Но фабула не поддавалася формуле; фабула виделась мне монолитной; а формула ее дробила в два мира: мир галлюцинаций сознания и материальный; слиянье искусственных этих миров воплощало иллюзии, диссоциируя быт; сама фабула перерождалась теперь в парадокс контрапункта; я был обречен разбить образ в вариации вихрей звучаний и блесков: так строился «Кубок метелей»; он выявил раз навсегда невозможность «симфонии» в слове.
Я в Мюнхене думал, что я разрешу то, пред чем отступил Маллярме; Мюнхен — вовсе не творческий город — такой, как и старая, наша Москва, из которой я бегал: работать; из Мюнхена Ибсен уехал работать в Тироль; в Мюнхене ж В. Владимиров ставил себе невыполнимые цели; стиль мюнхенской живописи — безвкусица.

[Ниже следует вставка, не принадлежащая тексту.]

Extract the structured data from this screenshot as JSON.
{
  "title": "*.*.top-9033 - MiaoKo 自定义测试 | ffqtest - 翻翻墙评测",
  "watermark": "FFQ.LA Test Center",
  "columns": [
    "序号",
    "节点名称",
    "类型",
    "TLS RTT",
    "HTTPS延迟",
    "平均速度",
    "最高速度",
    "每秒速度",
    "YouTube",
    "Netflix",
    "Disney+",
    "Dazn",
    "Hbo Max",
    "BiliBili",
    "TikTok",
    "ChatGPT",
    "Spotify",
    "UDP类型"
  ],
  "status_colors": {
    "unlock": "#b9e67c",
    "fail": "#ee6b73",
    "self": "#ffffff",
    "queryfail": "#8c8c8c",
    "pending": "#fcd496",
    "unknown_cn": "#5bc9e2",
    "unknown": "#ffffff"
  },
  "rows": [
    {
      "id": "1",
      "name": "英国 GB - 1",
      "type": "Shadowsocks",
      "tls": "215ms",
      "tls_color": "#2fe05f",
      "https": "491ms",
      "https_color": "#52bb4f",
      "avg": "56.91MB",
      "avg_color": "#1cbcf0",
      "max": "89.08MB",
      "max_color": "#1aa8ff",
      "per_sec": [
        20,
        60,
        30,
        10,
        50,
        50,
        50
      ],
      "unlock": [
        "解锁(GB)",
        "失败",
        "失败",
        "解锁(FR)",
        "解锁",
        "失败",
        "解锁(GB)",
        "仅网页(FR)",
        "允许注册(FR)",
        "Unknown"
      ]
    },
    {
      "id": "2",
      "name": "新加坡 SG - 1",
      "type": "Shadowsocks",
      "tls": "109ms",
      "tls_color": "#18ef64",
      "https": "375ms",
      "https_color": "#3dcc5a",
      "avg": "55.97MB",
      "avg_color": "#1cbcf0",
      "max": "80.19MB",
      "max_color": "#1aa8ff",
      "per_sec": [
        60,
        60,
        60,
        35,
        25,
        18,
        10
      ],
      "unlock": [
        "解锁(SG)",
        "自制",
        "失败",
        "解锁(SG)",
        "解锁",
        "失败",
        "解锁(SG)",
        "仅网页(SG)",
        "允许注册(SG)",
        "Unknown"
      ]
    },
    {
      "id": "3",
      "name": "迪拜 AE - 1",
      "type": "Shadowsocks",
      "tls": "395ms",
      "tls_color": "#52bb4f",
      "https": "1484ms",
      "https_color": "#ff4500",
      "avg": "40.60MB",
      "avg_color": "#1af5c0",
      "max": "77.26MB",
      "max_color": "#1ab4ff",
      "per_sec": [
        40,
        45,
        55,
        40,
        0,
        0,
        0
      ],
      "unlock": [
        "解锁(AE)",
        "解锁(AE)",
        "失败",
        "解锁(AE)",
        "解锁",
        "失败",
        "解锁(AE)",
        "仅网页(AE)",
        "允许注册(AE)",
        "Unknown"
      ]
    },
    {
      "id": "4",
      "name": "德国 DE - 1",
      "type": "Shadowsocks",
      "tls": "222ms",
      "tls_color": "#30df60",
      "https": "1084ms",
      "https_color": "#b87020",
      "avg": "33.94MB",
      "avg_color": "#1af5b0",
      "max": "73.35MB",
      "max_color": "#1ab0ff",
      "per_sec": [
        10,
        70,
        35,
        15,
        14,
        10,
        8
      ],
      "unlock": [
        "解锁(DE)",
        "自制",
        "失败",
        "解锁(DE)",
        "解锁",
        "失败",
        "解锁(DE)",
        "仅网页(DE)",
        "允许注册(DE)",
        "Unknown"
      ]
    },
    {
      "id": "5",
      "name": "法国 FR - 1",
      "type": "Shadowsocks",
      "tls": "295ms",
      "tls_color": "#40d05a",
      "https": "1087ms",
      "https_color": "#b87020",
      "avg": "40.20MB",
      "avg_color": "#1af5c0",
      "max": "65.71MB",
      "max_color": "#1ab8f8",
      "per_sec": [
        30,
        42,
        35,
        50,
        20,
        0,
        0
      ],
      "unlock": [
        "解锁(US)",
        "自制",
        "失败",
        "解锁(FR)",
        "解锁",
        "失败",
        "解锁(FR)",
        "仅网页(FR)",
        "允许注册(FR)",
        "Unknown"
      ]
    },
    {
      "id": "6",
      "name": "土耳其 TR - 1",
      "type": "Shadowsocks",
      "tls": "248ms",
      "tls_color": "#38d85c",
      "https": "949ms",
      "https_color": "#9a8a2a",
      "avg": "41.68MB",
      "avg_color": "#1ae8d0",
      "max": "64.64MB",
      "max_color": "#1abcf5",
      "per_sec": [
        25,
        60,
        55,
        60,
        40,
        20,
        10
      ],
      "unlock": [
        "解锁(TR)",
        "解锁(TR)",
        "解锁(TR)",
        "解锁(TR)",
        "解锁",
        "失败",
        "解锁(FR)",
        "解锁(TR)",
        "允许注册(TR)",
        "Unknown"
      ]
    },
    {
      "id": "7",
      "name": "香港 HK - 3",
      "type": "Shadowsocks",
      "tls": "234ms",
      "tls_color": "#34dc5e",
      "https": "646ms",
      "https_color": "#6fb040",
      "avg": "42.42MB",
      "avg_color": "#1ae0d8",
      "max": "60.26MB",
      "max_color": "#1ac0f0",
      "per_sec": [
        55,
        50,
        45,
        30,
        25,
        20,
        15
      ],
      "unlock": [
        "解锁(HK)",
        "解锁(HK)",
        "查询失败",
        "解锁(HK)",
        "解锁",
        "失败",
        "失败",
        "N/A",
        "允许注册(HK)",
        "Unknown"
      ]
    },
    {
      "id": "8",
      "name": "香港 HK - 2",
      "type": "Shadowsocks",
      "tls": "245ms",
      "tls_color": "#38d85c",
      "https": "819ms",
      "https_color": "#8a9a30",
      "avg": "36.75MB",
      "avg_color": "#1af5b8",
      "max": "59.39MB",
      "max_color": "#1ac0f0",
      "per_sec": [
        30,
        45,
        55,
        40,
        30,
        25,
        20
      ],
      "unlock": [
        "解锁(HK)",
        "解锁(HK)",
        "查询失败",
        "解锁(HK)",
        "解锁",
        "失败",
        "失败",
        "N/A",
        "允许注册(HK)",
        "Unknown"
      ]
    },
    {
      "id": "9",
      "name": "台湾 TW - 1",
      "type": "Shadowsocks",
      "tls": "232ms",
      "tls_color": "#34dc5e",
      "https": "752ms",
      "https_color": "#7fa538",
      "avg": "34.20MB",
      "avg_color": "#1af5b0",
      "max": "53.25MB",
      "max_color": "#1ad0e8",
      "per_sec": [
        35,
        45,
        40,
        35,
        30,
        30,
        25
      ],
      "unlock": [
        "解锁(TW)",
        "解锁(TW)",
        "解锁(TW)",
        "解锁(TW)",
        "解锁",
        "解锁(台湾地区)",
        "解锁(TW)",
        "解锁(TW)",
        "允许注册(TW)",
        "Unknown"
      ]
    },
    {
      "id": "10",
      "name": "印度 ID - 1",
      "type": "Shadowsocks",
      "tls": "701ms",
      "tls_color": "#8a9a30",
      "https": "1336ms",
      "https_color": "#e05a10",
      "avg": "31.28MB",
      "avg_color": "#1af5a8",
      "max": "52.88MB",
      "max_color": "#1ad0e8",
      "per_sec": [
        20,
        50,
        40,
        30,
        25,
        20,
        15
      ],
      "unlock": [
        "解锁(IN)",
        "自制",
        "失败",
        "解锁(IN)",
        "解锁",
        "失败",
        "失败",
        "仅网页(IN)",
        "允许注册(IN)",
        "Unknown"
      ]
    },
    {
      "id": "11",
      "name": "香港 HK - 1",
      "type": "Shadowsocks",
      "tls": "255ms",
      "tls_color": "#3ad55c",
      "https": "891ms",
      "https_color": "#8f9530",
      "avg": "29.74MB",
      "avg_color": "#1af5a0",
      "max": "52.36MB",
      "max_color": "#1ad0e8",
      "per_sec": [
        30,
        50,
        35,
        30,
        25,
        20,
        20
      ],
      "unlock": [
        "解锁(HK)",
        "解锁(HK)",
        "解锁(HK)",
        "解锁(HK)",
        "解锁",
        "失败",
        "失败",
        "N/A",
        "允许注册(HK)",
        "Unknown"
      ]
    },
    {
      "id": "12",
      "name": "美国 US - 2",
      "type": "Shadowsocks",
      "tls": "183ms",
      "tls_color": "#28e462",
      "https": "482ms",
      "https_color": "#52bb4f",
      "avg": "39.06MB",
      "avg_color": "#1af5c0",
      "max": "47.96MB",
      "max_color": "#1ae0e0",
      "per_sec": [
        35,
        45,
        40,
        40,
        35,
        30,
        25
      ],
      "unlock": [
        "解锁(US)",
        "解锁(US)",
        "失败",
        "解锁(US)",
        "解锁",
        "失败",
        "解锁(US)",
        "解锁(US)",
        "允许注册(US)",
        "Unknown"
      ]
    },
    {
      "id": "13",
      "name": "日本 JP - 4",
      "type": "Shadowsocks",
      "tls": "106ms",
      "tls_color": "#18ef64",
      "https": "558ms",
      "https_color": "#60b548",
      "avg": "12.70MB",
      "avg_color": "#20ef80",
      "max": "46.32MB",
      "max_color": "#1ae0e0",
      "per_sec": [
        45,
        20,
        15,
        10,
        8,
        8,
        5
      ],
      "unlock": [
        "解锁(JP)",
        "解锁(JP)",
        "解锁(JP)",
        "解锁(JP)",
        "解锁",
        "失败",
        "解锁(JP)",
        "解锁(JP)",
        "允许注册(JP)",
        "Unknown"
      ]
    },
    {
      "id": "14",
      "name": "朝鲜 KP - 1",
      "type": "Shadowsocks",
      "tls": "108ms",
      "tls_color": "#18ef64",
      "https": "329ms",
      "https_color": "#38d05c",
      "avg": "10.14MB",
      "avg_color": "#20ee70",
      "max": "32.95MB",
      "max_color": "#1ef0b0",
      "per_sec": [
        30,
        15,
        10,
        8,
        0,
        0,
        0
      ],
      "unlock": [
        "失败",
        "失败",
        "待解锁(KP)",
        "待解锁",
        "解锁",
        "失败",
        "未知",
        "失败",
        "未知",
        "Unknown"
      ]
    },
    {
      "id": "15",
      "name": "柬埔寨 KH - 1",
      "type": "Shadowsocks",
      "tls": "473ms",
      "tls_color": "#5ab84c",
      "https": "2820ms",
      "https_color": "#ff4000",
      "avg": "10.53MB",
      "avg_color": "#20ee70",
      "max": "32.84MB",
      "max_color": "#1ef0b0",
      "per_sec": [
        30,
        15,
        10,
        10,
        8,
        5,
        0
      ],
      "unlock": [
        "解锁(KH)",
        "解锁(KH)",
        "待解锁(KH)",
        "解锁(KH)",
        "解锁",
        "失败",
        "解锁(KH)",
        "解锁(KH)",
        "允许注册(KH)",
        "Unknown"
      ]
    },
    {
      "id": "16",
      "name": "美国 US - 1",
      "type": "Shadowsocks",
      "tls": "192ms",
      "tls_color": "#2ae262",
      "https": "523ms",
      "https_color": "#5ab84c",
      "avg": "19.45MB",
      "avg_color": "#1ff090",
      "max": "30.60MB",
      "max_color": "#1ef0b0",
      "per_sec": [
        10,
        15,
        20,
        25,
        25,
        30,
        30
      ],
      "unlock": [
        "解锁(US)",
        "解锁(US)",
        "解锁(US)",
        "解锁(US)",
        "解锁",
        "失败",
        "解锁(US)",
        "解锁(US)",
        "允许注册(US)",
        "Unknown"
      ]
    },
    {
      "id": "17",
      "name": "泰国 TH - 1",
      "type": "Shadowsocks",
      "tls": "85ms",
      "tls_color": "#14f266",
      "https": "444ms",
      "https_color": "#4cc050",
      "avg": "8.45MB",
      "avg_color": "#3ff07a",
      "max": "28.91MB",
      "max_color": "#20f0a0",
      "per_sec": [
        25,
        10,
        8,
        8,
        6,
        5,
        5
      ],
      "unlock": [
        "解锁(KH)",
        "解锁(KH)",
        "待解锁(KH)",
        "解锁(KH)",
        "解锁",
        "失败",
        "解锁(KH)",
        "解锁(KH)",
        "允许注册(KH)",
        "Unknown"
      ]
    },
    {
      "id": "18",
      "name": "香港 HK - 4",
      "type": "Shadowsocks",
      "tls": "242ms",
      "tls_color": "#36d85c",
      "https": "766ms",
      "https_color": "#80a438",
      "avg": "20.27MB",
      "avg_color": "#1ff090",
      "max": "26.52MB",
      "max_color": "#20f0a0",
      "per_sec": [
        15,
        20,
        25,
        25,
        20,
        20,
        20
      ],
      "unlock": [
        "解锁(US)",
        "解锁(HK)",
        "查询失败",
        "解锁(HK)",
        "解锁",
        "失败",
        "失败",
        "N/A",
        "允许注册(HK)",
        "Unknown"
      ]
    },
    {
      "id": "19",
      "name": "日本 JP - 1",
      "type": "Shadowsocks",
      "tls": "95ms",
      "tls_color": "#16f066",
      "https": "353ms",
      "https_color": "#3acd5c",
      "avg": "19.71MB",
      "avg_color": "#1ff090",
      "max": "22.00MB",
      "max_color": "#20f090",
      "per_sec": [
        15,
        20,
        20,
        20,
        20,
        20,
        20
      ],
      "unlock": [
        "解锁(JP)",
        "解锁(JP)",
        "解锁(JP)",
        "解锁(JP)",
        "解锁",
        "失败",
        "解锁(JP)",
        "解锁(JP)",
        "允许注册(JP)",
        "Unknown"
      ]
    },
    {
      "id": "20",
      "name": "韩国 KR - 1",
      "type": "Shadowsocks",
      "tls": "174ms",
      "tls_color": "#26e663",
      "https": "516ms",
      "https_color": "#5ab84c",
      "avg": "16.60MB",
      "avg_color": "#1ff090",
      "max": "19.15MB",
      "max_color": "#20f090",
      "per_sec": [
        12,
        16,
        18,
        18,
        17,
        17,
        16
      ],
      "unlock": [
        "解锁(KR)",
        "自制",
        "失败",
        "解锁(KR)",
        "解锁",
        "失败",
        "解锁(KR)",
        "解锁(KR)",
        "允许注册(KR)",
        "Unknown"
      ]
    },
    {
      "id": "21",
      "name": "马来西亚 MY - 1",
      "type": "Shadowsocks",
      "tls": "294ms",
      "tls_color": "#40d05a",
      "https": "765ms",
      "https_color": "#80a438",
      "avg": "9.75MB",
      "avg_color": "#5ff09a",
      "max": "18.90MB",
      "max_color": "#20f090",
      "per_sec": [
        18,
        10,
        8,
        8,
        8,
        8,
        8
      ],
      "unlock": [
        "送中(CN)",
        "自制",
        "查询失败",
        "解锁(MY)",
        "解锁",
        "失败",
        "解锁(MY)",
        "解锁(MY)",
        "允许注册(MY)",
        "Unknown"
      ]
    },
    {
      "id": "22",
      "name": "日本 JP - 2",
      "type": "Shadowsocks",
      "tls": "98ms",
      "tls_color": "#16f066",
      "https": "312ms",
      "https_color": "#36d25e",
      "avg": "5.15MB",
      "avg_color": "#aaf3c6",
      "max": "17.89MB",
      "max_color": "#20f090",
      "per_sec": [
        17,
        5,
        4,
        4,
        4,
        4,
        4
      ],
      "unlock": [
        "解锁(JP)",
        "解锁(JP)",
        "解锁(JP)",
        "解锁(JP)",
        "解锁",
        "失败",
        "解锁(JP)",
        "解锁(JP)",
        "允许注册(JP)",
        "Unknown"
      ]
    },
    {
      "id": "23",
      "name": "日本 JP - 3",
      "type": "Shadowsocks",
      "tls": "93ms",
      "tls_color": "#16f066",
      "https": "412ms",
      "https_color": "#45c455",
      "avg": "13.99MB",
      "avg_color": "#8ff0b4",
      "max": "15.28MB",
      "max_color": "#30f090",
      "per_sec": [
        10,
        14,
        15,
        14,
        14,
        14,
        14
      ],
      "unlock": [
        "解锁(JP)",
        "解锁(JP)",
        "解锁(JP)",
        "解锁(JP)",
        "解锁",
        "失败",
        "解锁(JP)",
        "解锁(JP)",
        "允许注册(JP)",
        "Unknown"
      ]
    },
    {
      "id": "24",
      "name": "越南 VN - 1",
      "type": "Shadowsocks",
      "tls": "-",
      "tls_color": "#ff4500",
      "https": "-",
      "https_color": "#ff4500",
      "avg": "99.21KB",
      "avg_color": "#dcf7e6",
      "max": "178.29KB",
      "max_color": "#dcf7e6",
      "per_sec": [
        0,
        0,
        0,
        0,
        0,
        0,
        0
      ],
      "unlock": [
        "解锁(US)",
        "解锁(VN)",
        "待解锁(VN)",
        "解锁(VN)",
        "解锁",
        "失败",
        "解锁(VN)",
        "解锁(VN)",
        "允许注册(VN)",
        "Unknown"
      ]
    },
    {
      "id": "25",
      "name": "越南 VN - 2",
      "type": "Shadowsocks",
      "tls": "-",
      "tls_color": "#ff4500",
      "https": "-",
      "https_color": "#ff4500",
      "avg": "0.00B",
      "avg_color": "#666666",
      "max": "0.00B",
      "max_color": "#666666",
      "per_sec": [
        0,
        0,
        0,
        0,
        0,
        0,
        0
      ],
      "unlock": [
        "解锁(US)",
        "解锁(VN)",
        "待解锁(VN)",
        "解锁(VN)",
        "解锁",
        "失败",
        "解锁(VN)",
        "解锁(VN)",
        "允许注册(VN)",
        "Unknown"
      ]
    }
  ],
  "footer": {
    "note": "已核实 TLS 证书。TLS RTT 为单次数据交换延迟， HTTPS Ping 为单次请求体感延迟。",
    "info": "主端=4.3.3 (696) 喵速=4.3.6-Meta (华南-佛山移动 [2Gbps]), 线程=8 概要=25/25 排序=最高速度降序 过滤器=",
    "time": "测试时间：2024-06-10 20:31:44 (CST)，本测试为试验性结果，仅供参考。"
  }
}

Я писал с упоением, все мечтая увидеться с Метнером: с ним поделиться заданием: —
— вдруг!.. —
— письмо Щ., я —
«бесчестен», свой «Куст» [См. «Золотое руно», 1906 г., № 10–11] напечатав в «Руне»; а — «Куст» — бред, мной написанный летом, — в эпоху, когда Щ. нарушила слово свое; в этом жалком рассказе заря — не заря, огородница — не огородница; некий «Иванушка», ее любя, бьется насмерть с «кустом»-ведуном, полонившим ее (образ сказок); бой подан в усилиях слова вернуться к былинному ладу; и — все!
Ни намеков, ни йоты «памфлета»; сплошная депрессия, как и стихи «Панихида», как бред с «домино»; жалко; бред, о котором забыл, — напечатали.
И не в «бесчестности» каялся я, потому что «бесчестность» — предлог для «бесчестной» нарушить, в который раз, данное слово: писать; я ж, дав слово не видеться год, отрезал от свиданья себя; можно всаживать нож; его всаживать в спину — бесчестно.
Увиденная багряница вспыхнула старыми бредами, перерождаясь опять в домино; но убийство и самоубийство — изжиты, отрезаны, раскритикованы; а «домино» уже бегало в жилах отравленной кровью, которая вспыхнула даже физически, как зараженная ядами «трупа», во мне.
Здесь, в Мюнхене, под впечатленьем предательства Щ. — Аш и плясы художников в черных плащах с мандолинами мне обернулись строками:
Возясь, перетащили в дом
Кровавый гроб два арлекина.
И он, смеясь, уселся в нем…
И пенились, шипели вина…
Над восковым его челом
Склонились арлекина оба —
И полумаску молотком
Приколотили к крышке гроба.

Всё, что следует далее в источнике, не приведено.